I've read about this system in a white paper somewhere, but can't remember where, or any details, and haven't found it since.
The comment was in regard to GPU virtualisation with Type 1 (bare metal) hypervisors. It noted that some system or other had used a different path from vGPU hardware. Instead of needing a card that could provide native vGPU or shared GPU, it used a different method. From memory, one installed an OS that was already able to support multiple desktop users (it suggested Windows Server 2016) as one VM, and then with some kind of mediating driver or shim in the hypervisor+server VM, the other VMs could redirect just their GPU calls to that VM, accelerating their GPU needs.
The difference being that in a normal shared user context (Windows Server/RDS), the multi user OS hosts and manages the users sessions+processes. As described, in this design, the only things the Windows Server VM handles, are requests initiated by the hypervisor to set up effectively "null" user accounts as required (to leverage the multiuser graphical sharing inherent in Windows Server), and GPU calls relayed from the hypervisor on behalf of VMs which are presented as graphics calls from those users, whose results are presumably forwarded back to the originating VMs via the hypervisor, or perhaps even directed to the VM operator via RDS - I'm not sure, that part wasn't described.
(Other than that, none of the other Windows Server VM capabilities are used at all. So its role sounds more like it's being leveraged to create a GPU sharing appliance able to "convert" a single user GPU to a multiuser GPU, via Windows' native full multiuser GPU sharing ; it isn't being used as an actual "server OS".)
The overall benefit was to provide what sounds like a "poor man's vGPU" leveraging existing GPU sharing mechanisms baked into Windows Server - a system that could take almost any decent consumer graphics card supported by Windows Server, and share/virtualise it among other VMs, without needing a specialist high-end card that had sGPU/vGPU built-in.

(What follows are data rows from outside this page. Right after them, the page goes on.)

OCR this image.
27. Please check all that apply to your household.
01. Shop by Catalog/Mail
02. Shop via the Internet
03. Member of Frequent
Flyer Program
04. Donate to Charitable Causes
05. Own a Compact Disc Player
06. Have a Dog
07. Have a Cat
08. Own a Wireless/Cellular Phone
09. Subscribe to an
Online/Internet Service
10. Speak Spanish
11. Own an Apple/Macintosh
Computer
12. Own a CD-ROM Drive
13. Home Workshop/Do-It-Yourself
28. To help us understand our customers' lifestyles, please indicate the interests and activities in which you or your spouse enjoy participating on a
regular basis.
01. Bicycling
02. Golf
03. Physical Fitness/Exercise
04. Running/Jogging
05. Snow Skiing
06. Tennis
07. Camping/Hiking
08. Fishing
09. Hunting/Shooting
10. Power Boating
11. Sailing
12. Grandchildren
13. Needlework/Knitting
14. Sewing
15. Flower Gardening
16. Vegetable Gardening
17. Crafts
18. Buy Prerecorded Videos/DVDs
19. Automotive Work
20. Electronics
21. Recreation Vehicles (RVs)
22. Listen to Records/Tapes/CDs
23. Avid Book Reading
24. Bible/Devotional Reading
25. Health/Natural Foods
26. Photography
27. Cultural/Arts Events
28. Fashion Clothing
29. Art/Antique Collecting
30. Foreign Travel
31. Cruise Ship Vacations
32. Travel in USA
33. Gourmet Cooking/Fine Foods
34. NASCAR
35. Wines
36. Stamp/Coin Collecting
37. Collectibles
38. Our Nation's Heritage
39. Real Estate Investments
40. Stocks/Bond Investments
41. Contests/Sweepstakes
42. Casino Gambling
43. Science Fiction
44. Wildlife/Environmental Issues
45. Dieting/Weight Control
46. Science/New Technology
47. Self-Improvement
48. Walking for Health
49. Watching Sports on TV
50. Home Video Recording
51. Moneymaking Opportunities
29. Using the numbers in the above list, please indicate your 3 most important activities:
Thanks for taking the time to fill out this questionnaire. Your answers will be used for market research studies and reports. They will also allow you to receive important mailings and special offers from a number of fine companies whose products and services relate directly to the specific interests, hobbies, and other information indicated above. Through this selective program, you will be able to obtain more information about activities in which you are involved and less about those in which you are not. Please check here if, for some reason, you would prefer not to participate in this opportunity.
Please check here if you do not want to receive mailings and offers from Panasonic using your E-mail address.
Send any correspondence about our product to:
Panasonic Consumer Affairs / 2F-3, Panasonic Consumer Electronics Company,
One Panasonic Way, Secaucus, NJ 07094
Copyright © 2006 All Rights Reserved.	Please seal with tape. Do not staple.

It also sounded like an approach that could be less susceptible to prohibitive licensing/HW cost (AMD/nVidia vGPU), EOL drivers (nVidia K1/K2), limited main core count due to inclusion of GPU cores (Iris Pro), or narrowed range of graphics APIs, and would also be considerably future-proof. So it sounded ideal for a small home VM server/home lab.
Does anyone know what this might refer to, or a system like this? I think it might have been when I was looking into Xen/Citrix, but I can't find a specific reference there either.
Talk to vendors to find this elusive document and what virtualized GPU architecture really looks like. Microsoft, Citrix, hypervisor, GPU. Do your research, and wait until you have a use case and budget if vGPU is too expensive for your test lab now.
I mention all of those vendors because vGPU is highly likely to be expensive and complicated.
And now a brief survey of multi user graphics on Windows Server, from least to most use of graphics hardware.
Windows Advanced Rasterization Platform (WARP) is a software rasterizer that provides graphics via Direct3D without a GPU. This is the fallback software renderer.
In the category of paravirtualization there was Microsoft RemoteFX vGPU and VMware Virtual Shared Graphics Acceleration (vSGA). I say was because neither are being developed further, they got sick of maintaining an API shim.
Supposedly paravirt on Windows will be branded GPU-PV and Windows will understand partitioning as GPU-P. I cannot find a lot of documentation on this at the moment.
Graphics card vendors have their own sharing options, if you get a supported GPU and its drivers. Check hypervisor specific HCLs, XenServer is clear that vGPU is only on certain Nvidia Tesla models. In some cases, there is separate per user license fees for the technology.
And then finally Direct Device Assignment (DDA), dedicating hardware to a VM. Expensive, and vastly complicates security, HA and live migration.